Absorbing the sight, Kit rattled out a nervous laugh. "Pest control, huh? Why don't we forget that and hit the town? There's some good clubs around here--at least there used to be, last time I was about. I'm sure I could show you a good time. Must be better around here without the blackouts."
Blackouts? Apart from the odd power cut, London hadn't experience blackouts since World War II. This elf talked crap, all right.
"Not another word, or I'll have to gag you." Although he hated using such restraints as part of his job, Denny imbued his voice with a razor-sharp edge of threat, which sliced to its target. Kit shut up, although he offered Denny a quizzical look, arching a brow.
Well, they were near Soho and London's red-light district. Kit's reaction to the suggestion of a gag set Denny pondering what kinds of clubs the EB had in mind. Then he checked himself.
How unprofessional. He must concentrate.
He pushed Kit up the step into the back of the van. After keying in a code with a single hand, he unlocked another door, pressed his prisoner into a metal cage, and slammed it shut. The elf sat down on the floor. He drew his knees to his chin and hid his face behind his cuffed hands.
Denny's emotions contradicted everything his rational mind believed.
He felt cruel. He wanted to assure the elf everything would be okay, which it would be, in a way. EBs were mutants, leeches, vermin to be controlled. Everything Kit said was meaningless. He wasn't truly sentient...was he?

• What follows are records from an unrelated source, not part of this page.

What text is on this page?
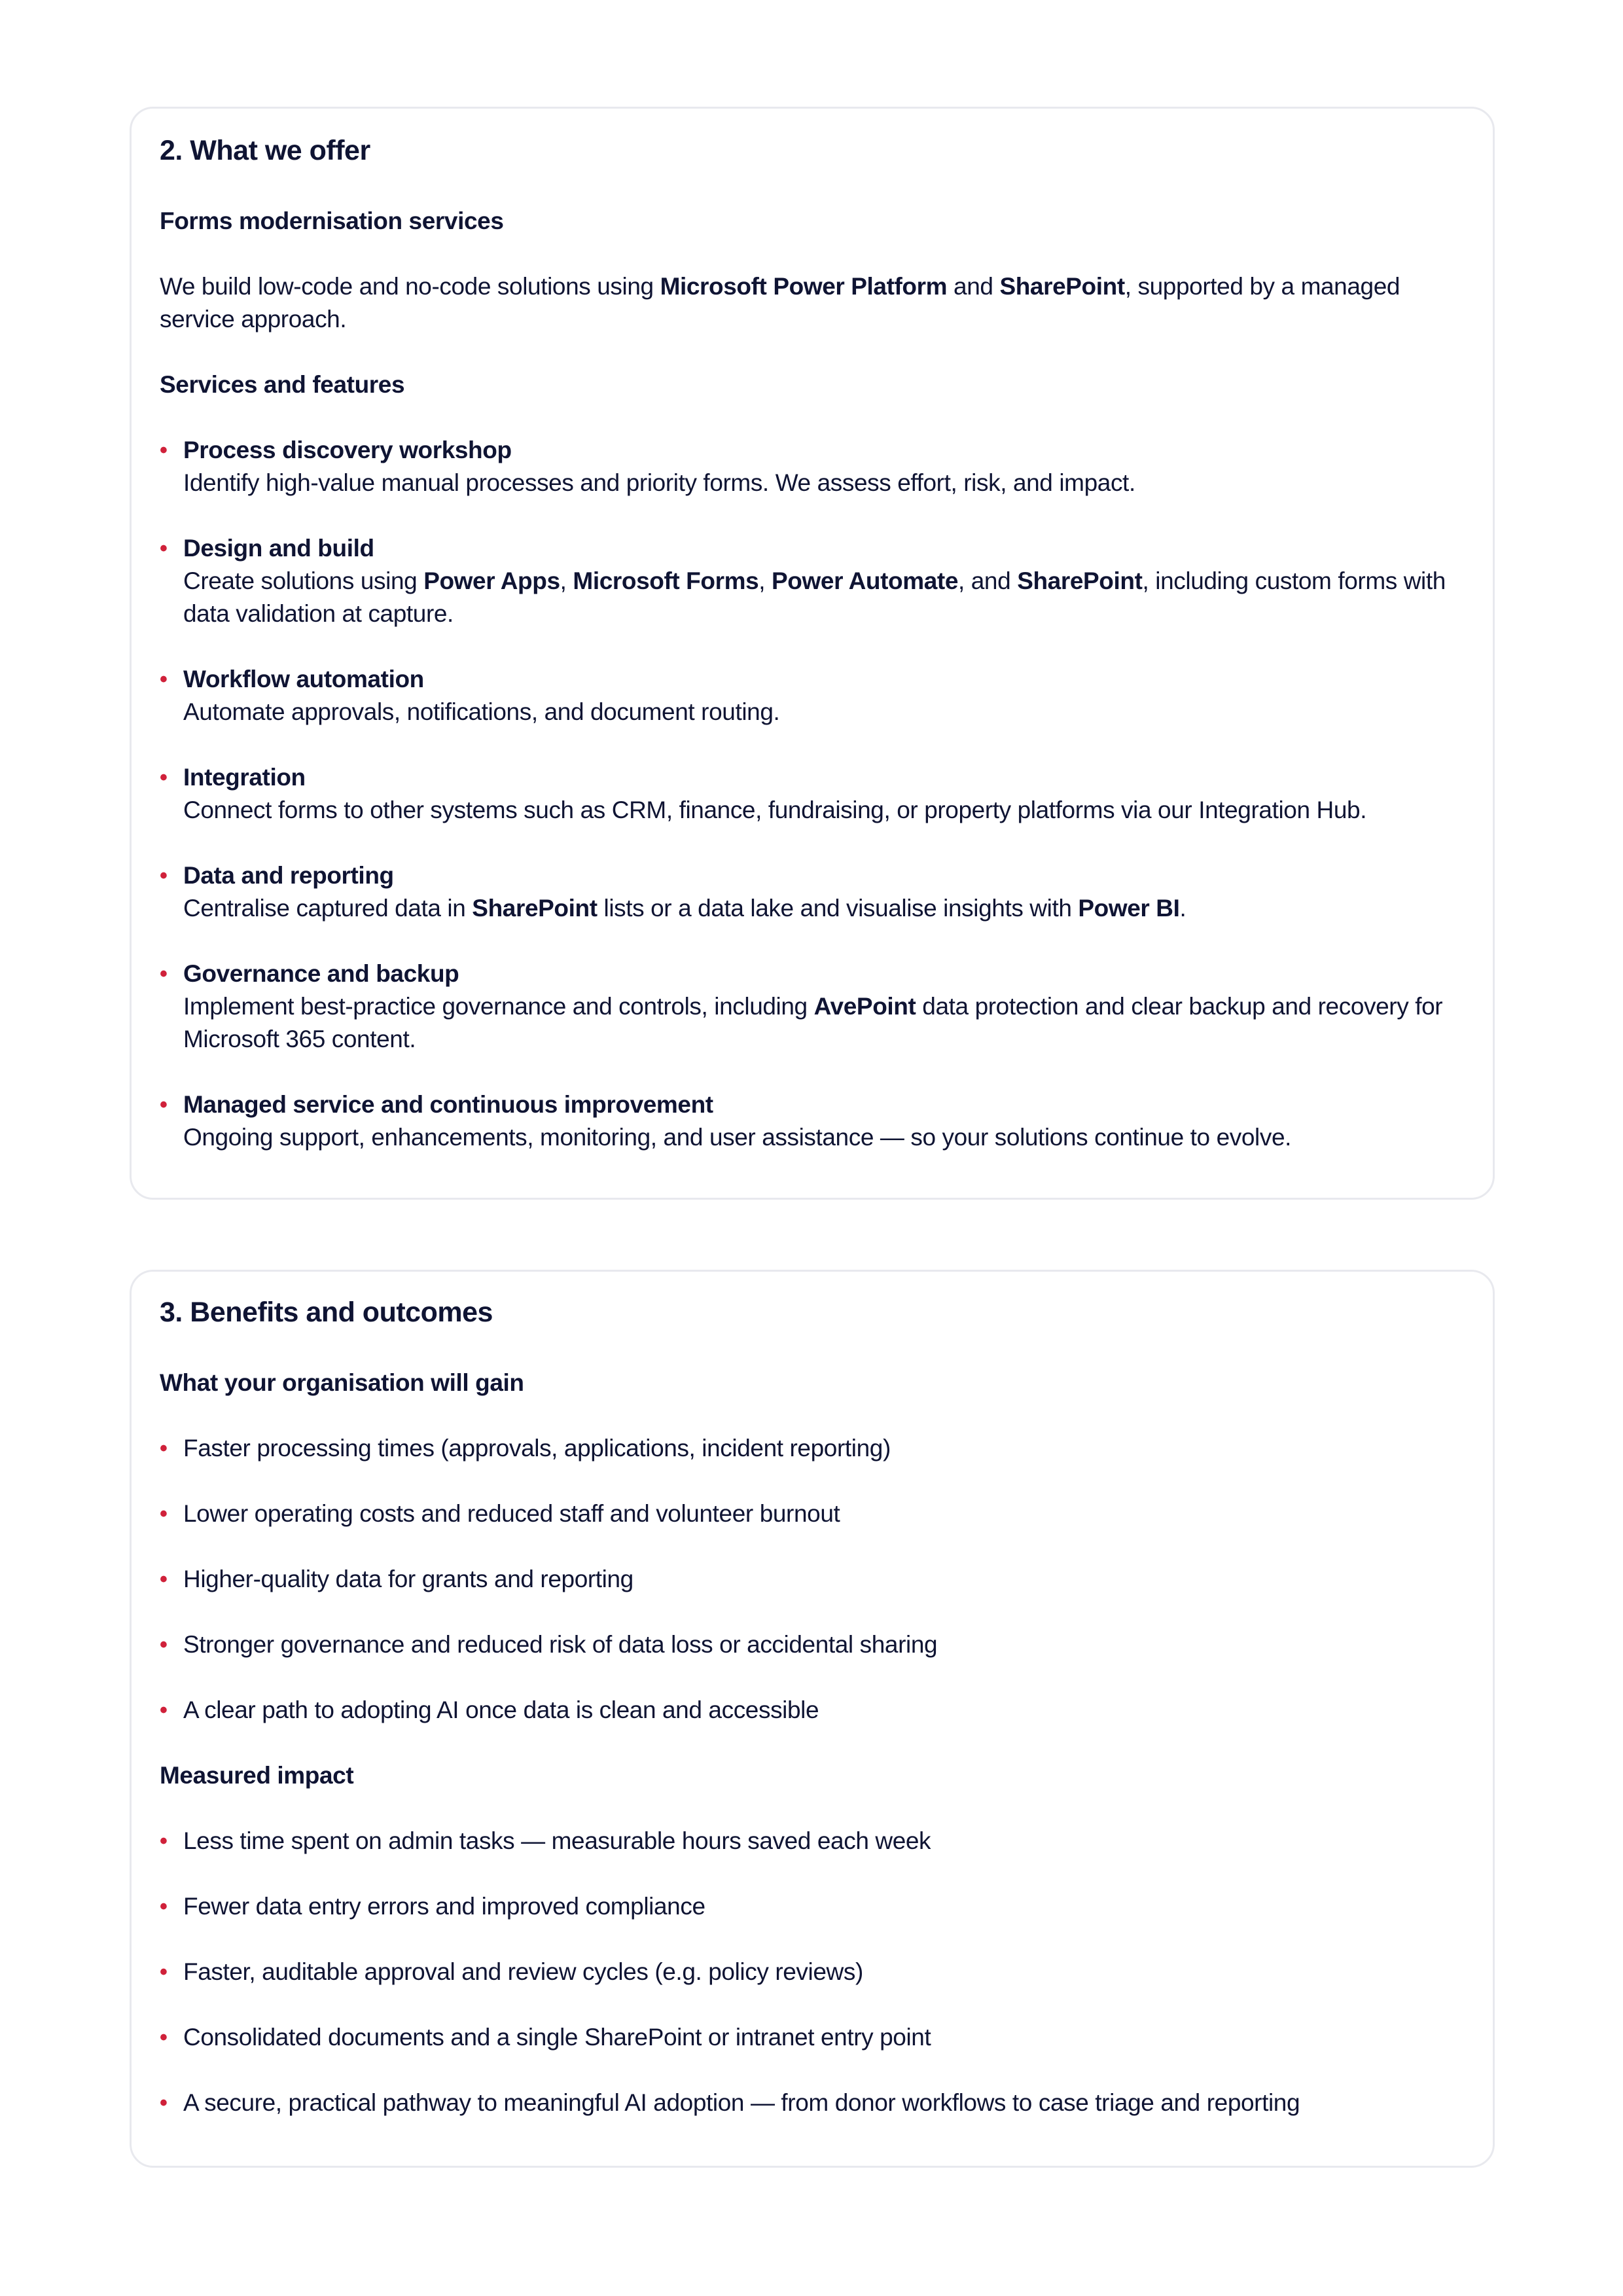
2. What we offer
Forms modernisation services

We build low-code and no-code solutions using Microsoft Power Platform and SharePoint, supported by a managed service approach.

Services and features
• Process discovery workshop
Identify high-value manual processes and priority forms. We assess effort, risk, and impact.
• Design and build
Create solutions using Power Apps, Microsoft Forms, Power Automate, and SharePoint, including custom forms with data validation at capture.
• Workflow automation
Automate approvals, notifications, and document routing.
• Integration
Connect forms to other systems such as CRM, finance, fundraising, or property platforms via our Integration Hub.
• Data and reporting
Centralise captured data in SharePoint lists or a data lake and visualise insights with Power BI.
• Governance and backup
Implement best-practice governance and controls, including AvePoint data protection and clear backup and recovery for Microsoft 365 content.
• Managed service and continuous improvement
Ongoing support, enhancements, monitoring, and user assistance — so your solutions continue to evolve.
3. Benefits and outcomes
What your organisation will gain
• Faster processing times (approvals, applications, incident reporting)
• Lower operating costs and reduced staff and volunteer burnout
• Higher-quality data for grants and reporting
• Stronger governance and reduced risk of data loss or accidental sharing
• A clear path to adopting AI once data is clean and accessible
Measured impact
• Less time spent on admin tasks — measurable hours saved each week
• Fewer data entry errors and improved compliance
• Faster, auditable approval and review cycles (e.g. policy reviews)
• Consolidated documents and a single SharePoint or intranet entry point
• A secure, practical pathway to meaningful AI adoption — from donor workflows to case triage and reporting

Denny opened his mouth to say something reassuring, but words refused to come. In his short time on the job, he'd made a dozen arrests, and while he'd never relished the task, his feelings toward this particular EB overpowered any pity he'd felt before.
Yeah. I feel differently because he's got a cuter arse than the others. At least I seem to think so, sad sod that I've become.
Oh, and because he offered to suck my dick.
He needed to get laid. Hell, he needed a long holiday, if looking at EBs made him even think about getting laid. Shutting the van door, he shook his head. He'd let himself be mind-fucked by an elf, and now he'd be late to visit his daughter.
He hurried around to the driver's seat. He had to get to the detainment depot and off-load this one as fast as he could.